Upbeat about S'pore as a global arbitration powerhouse but challenges ahead

The arbitrator had heard the case under SIAC Rules and ruled in favour of Betamax, awarding over US$150 million in damages.
The arbitrator had heard the case under SIAC Rules and ruled in favour of Betamax, awarding over US$150 million in damages.PHOTO: ST FILE

SINGAPORE - Earlier this month, the London-based Judicial Committee of the Privy Council (JCPC) backed a US$150 million (S$201 million) decision by an arbitrator in a dispute filed with the Singapore International Arbitration Centre (SIAC) in 2015.

In doing so, the JCPC overruled the Mauritius Supreme Court, which had set aside the arbitrator's decision in the dispute about a breach of contract between Mauritian company Betamax Ltd and the Mauritian government-linked State Trading Corporation.

The arbitrator, Dr Michael Pryles, had heard the case under SIAC Rules in Mauritius and ruled in favour of Betamax, awarding over US$150 million in damages. STC then appealed, successfully, to the Mauritius Supreme Court, leading Betamax to pursue the appeal further to the five-member JCPC, which restored the award.

In a separate SIAC-registered case, a three-member tribunal is due to meet next month to decide on a dispute pitting US e-commerce giant Amazon against a company led by Indian billionaire Mukesh Ambani over a US$3.4 billion deal, according to a recent Indian media report.

Amazon had brought the case to the SIAC, which facilitated an emergency arbitration hearing last October, putting the sale on hold pending the full hearing next month.

Industry players say such high-stake instances illustrate Singapore's standing as an arbitration powerhouse and SIAC's pole position in the Asia-Pacific region, as further shown in a global study released last month.

In the 2021 International Arbitration Survey by Queen Mary University of London and law firm White & Case, Singapore was ranked for the first time as the top seat of arbitration in the world, together with London. It was also rated the most preferred arbitral institution in the Asia-Pacific.

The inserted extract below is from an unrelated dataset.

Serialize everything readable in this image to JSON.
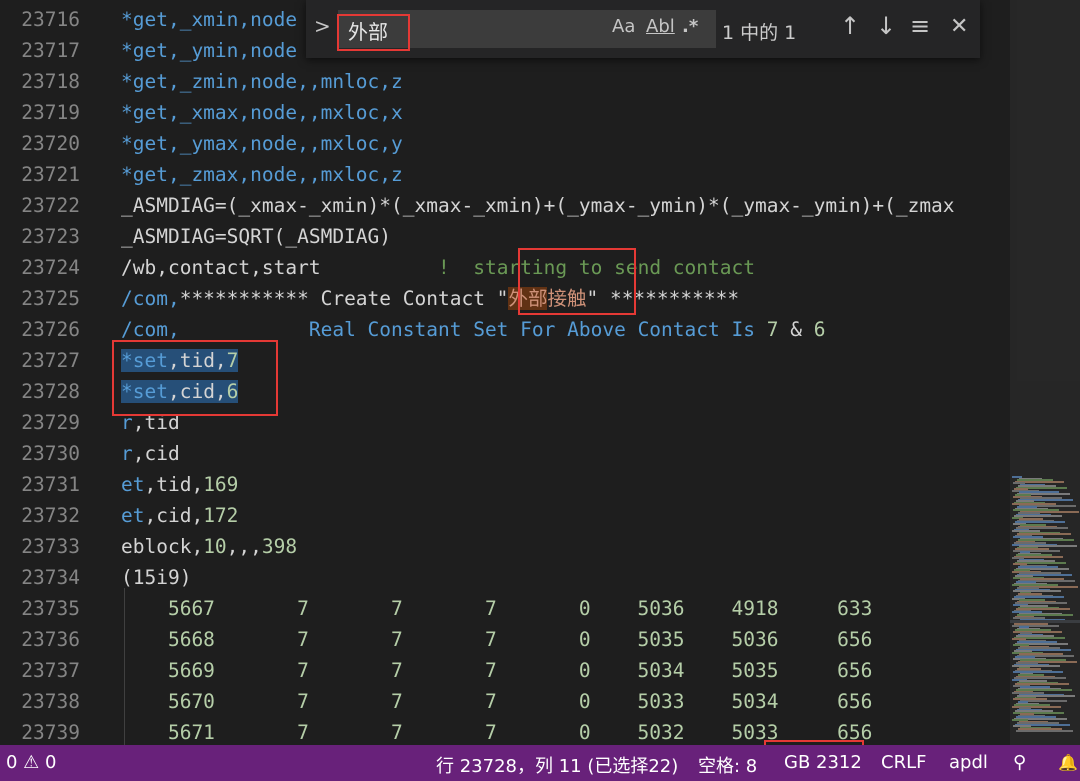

The Law Ministry noted that SIAC was not even in the top three just a decade ago. "The Survey is one of the most comprehensive empirical studies conducted on international arbitration, and is well-regarded internationally, and Singapore has done well," said MinLaw.

While MinLaw is upbeat about continued growth based on arbitration's increasing popularity as a preferred method of resolving cross-border disputes, it pointed to the challenges ahead in sustaining growth.

It said a rise in disputes during the pandemic led to SIAC and others like the International Chamber of Commerce and London Centre for International Arbitration (LCIA) achieving high caseloads.

"We do not expect this trend to be permanent. Parties will learn to adapt to the new normal and exercise greater flexibility in their business dealings. Covid-19-related disputes may then tail off," said a MinLaw spokesman.

MinLaw said SIAC's caseload also had to be seen in context, noting: "Of the 1,080 new cases SIAC received in 2020, there were two sets of related cases, involving 261 cases and 145 cases.

"To be precise, if the two sets of related cases were excluded from the total caseload for 2020, the number of cases would then be 674 cases. This would still be a significant increase from the 479 cases in 2019."

To continue to grow, "we will need to retain and grow our niche, play to our strengths, and do the best that we can, to stay relevant to the market and provide high-quality facilities and services", said the spokesman.

Lawyers said for Singapore to remain as a top choice for arbitration, fundamental elements had to be maintained. These included the Court's continued support in ensuring robust supervision of arbitrations and enforcement of awards in Singapore.

Clifford Chance Asia partner Paul Tan cited a recent judgment of the Singapore International Commercial Court over whether an arbitration award should be set aside for breach of natural justice.

"The point of interest is that the judgment was rendered within 10 days of hearing, which is a record. The speed with which the SICC acted, and its helpful observations that enforcement action should cease, further underscores why Singapore is a favourite seat of arbitration, and why the SICC is so effective. This is consistent with reports about Singapore catapulting to top position worldwide."

WongPartnership's litigation and dispute resolution head Chou Sean Yu added that the continued efforts of other stakeholders in the arbitration ecosystem would also count, in addition to government's support in maintaining Singapore as a global hub and including the good work of the SIAC as one of the world's leading institutions.